Ritchie Herron: Sure. I transitioned as an adult at the age of 26 and at the gender clinic. I think my first appointment was January 2015 after a 15 month wait and the first question I got asked by the psychiatrist was, do I want surgery. To which I responded, no, I think I wanted some therapy.

So, funnily enough, they gave me therapy at the gender clinic. Now, I say therapy - it's gender affirmation therapy. So, any doubt I had was managed, and I was introduced to concepts like internalized transphobia, cis-sexism, and any sort of doubt that I had I had to bring to the table.

But once I had that initial diagnosis of transsexualism, I was essentially told that everything is all related to trans. There's no possible that it's related to anything else. I brought up the concept of my obsessive thoughts, I've diagnosed with OCD since before I entered the clinicm the possibility of autism, and I was told at the very beginning that, no, you can be trans and have OCD.

But when I actually had the surgery in 2018, after rejecting it several times, I told them immediately I regretted it and I was told it was because of the OCD.

So, it felt like I was in this impossible scenario with the gender clinic that I was the one who was doing the questioning, quite rightly, because as Bob said, it is patient-led and so it should remain like that, but if I'm presenting a doubt then then I think that should be heard probably.

And also, we need to really talk about the pathway to surgery. So, you don't get any information at the gender clinic about surgery. They don't give you any videos, they don't give you any sort of interactions with others who have got it. For instance, i heard about another clinic that, in their pre surgery group, they introduced people who had had surgery, and the referral list for surgery dropped dramatically, when people realised what it's like living like this, and it is very, very difficult. You only hear the positives.

Doyle: Could you maybe tell us some of your experiences of having surgery, and I know that you've said that you regret the surgery that you've had. Could you maybe tell us a bit about that?

Herron: Sure, so I had what's called a penile inversion with scrotal graft, which sounds a lot more horrific than bottom surgery, or GRS or SRS, because everything gets fluffed up with this language, which is a big part of the problem.

But essentially, what that means is my testicles were removed and my penis was inverted, muscles were torn away, and I've now got a cavity in my crotch that is called a neo-vagina. I knew it was irreversible at the time, but I was -- I had a lot of red flags, shall we say, which is one of the reasons why I'm bringing them to task.

And I think when you sit outside and you're thinking, well, why did you do it in the end, which is a justified question, but when you've got somebody who's very vulnerable, as Bob was saying, where you've got this idea that this will, sort of, make things better, and quite frankly, I was a little bit delusional as well with what it was going to do, because I wasn't given the information to make that real informed choice. I was just told that if you don't get it now, you might not be able to get it in a few years anyway, because the wide rumours about the services closing, wide rumours about surgeons retiring, and we keep getting told that they were the best surgeon ever.

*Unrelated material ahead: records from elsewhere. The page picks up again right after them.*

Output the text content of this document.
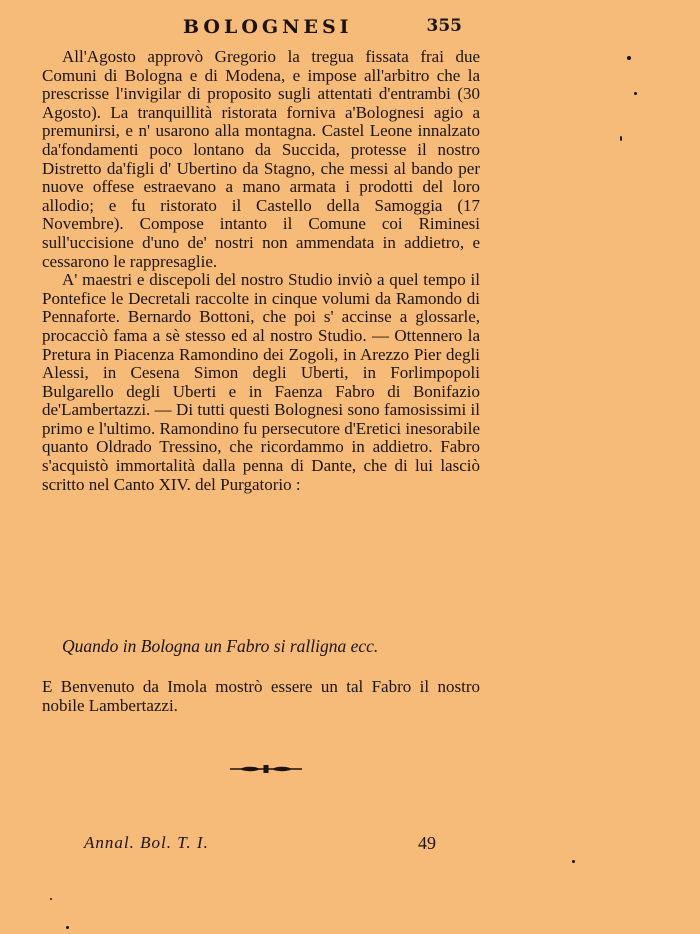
BOLOGNESI	355

All'Agosto approvò Gregorio la tregua fissata frai due Comuni di Bologna e di Modena, e impose all'arbitro che la prescrisse l'invigilar di proposito sugli attentati d'entrambi (30 Agosto). La tranquillità ristorata forniva a'Bolognesi agio a premunirsi, e n' usarono alla montagna. Castel Leone innalzato da'fondamenti poco lontano da Succida, protesse il nostro Distretto da'figli d' Ubertino da Stagno, che messi al bando per nuove offese estraevano a mano armata i prodotti del loro allodio; e fu ristorato il Castello della Samoggia (17 Novembre). Compose intanto il Comune coi Riminesi sull'uccisione d'uno de' nostri non ammendata in addietro, e cessarono le rappresaglie.

A' maestri e discepoli del nostro Studio inviò a quel tempo il Pontefice le Decretali raccolte in cinque volumi da Ramondo di Pennaforte. Bernardo Bottoni, che poi s' accinse a glossarle, procacciò fama a sè stesso ed al nostro Studio. — Ottennero la Pretura in Piacenza Ramondino dei Zogoli, in Arezzo Pier degli Alessi, in Cesena Simon degli Uberti, in Forlimpopoli Bulgarello degli Uberti e in Faenza Fabro di Bonifazio de'Lambertazzi. — Di tutti questi Bolognesi sono famosissimi il primo e l'ultimo. Ramondino fu persecutore d'Eretici inesorabile quanto Oldrado Tressino, che ricordammo in addietro. Fabro s'acquistò immortalità dalla penna di Dante, che di lui lasciò scritto nel Canto XIV. del Purgatorio :

Quando in Bologna un Fabro si ralligna ecc.

E Benvenuto da Imola mostrò essere un tal Fabro il nostro nobile Lambertazzi.

Annal. Bol. T. I.	49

Ritchie was in his 20s. There's a lot of talk about protecting kids, but adults need to be protected from this model too.

It's a standard trope of genderists to turn around and say to detransitioners like Ritchie, well, he has only himself to blame, he knew what he was getting himself in to, and bleat "informed consent" as a magical shield of protection. None of them can actually tell you what "informed consent" actually means, or how what these people experienced actually qualifies as "informed consent" -- mostly because they won't listen to them in the first place.

However, every apologetic they offer is always accidentally an argument against these practices.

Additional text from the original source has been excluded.